Trap Line - Carl Hiaasen [48]
The Diamond Cutter lay tranquilly at anchor off Lignum Vitae Key, a pear-shaped mangrove islet west of Islamorada. Here Florida Bay offered deep water, and concealment. After the killings at Dynamite Docks, the crawfish boat’s flight had been breakneck, confused, haphazard. Instinct had warned Albury to run south, home toward Key West, as swiftly as the big Crusader would take him. But prudence told him to lay low, hide for a few days, ask quiet questions.
Augie had grabbed the helm for the first leg while Albury’s head had cleared. The kid had steered safely southward in the heart of Hawk Channel, past Rodriguez Key, with the idea of slipping through the islands to the Gulf side at Tavernier. It was a good plan, but Augie didn’t know the Upper Keys like he did Key West; numb from the shootout, Jimmy had been no help, either.
As the Diamond Cutter had cleared Tavernier Key, Augie had wheeled her starboard and promptly deposited all forty-three feet of Albury’s pride and joy on a shallow mud flat. There the three of them had sat for two hours, watching the traffic crawl by on U.S. 1, squinting into the sky for some sign of the Coast Guard helicopter that was surely on its way to arrest them for murder.
Finally the tide had come up and gentled the big fishing boat back into the channel, where Albury had taken the wheel.
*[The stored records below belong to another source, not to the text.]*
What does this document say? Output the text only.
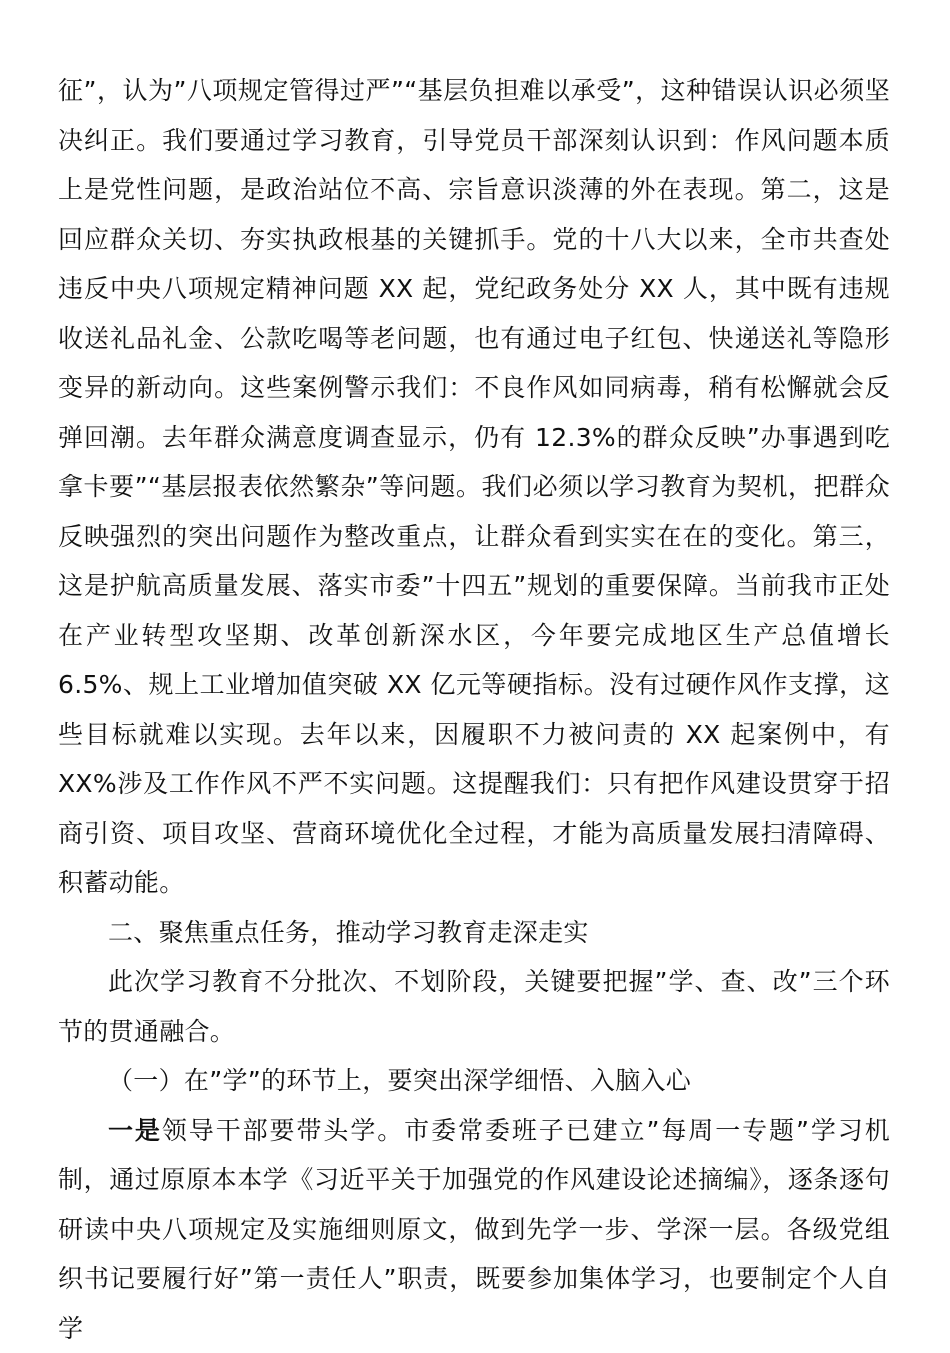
征”，认为”八项规定管得过严”“基层负担难以承受”，这种错误认识必须坚决纠正。我们要通过学习教育，引导党员干部深刻认识到：作风问题本质上是党性问题，是政治站位不高、宗旨意识淡薄的外在表现。第二，这是回应群众关切、夯实执政根基的关键抓手。党的十八大以来，全市共查处违反中央八项规定精神问题 XX 起，党纪政务处分 XX 人，其中既有违规收送礼品礼金、公款吃喝等老问题，也有通过电子红包、快递送礼等隐形变异的新动向。这些案例警示我们：不良作风如同病毒，稍有松懈就会反弹回潮。去年群众满意度调查显示，仍有 12.3%的群众反映”办事遇到吃拿卡要”“基层报表依然繁杂”等问题。我们必须以学习教育为契机，把群众反映强烈的突出问题作为整改重点，让群众看到实实在在的变化。第三，这是护航高质量发展、落实市委”十四五”规划的重要保障。当前我市正处在产业转型攻坚期、改革创新深水区，今年要完成地区生产总值增长 6.5%、规上工业增加值突破 XX 亿元等硬指标。没有过硬作风作支撑，这些目标就难以实现。去年以来，因履职不力被问责的 XX 起案例中，有 XX%涉及工作作风不严不实问题。这提醒我们：只有把作风建设贯穿于招商引资、项目攻坚、营商环境优化全过程，才能为高质量发展扫清障碍、积蓄动能。

二、聚焦重点任务，推动学习教育走深走实

此次学习教育不分批次、不划阶段，关键要把握”学、查、改”三个环节的贯通融合。

（一）在”学”的环节上，要突出深学细悟、入脑入心

一是领导干部要带头学。市委常委班子已建立”每周一专题”学习机制，通过原原本本学《习近平关于加强党的作风建设论述摘编》，逐条逐句研读中央八项规定及实施细则原文，做到先学一步、学深一层。各级党组织书记要履行好”第一责任人”职责，既要参加集体学习，也要制定个人自学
Hunger and dwindling fuel had persuaded him to call at the first ocean-front marina. But a Monroe County sheriff’s car innocently idling in the parking lot had run the Diamond Cutter off.
From then on it had been damn-the-fuel, forget-the-hunger, and run for cover—and for the Diamond Cutter no cover was good enough on the Atlantic side of the Keys. Albury had taken the boat through to the Gulf side under the Indian Key Bridge and anchored behind Lignum Vitae, one of the largest islands in Florida Bay. Sheltered from the badgering southeasterly winds of summer, the Diamond Cutter could at least expect a calm last leg back to Key West.
That would be more than Breeze Albury could expect—if he dared go back to Key West at all. Albury swigged at a can of warm beer that had somehow escaped the aliens’ marauding and tried to think it through.
By now everybody and his brother should be looking for the Diamond Cutter, from the Bahamian Coast Guard to the Florida National Guard. Sunk patrol boats and exploding vans have a way of attracting attention. But it might not be too bad. Suppose they caught him? There was no evidence on the boat to link him to anything, no scars he couldn’t explain away. Augie had spent the whole trip down on his hands and knees scrubbing the blood off the wheelhouse floor. So they caught him, so what? He and his mates had innocently motored north to look for new fishing grounds; a lot of people knew Breeze Albury was fed up with Key West and wanted out. What aliens? An explosion? A Conch jury might believe him, certainly if the only testimony to vouchsafe the charge came from Colombian wetbacks. And who else was there to tell? Not Jimmy, certainly not Augie.
Albury tuned the VHF to channel 4 and tried to raise Crystal. Silence. He flipped to 16. Right after they had fled Dynamite Docks the air had been full of excited voices. Now there was only the routine chatter of pleasure boaters.
“How hot are we?” It was Augie, stretching.
“Not very.”
“I’m not surprised. You think those asshole Colombians would tell the cops anything? No way.”
“They knew the name of the boat.”
Augie laughed.
“Maybe some of them. But they have forgotten it by now. They don’t get paid to remember names and faces. Those that got out of Key Largo aren’t saying shit to anybody, except maybe to their boss. If any got caught, all they’re saying is “No comprendo, señor policeman. No hablo English.” Don’t worry about them, Breeze. Worry about their patrón.”
Jimmy shambled into the pilothouse, rubbing his eyes.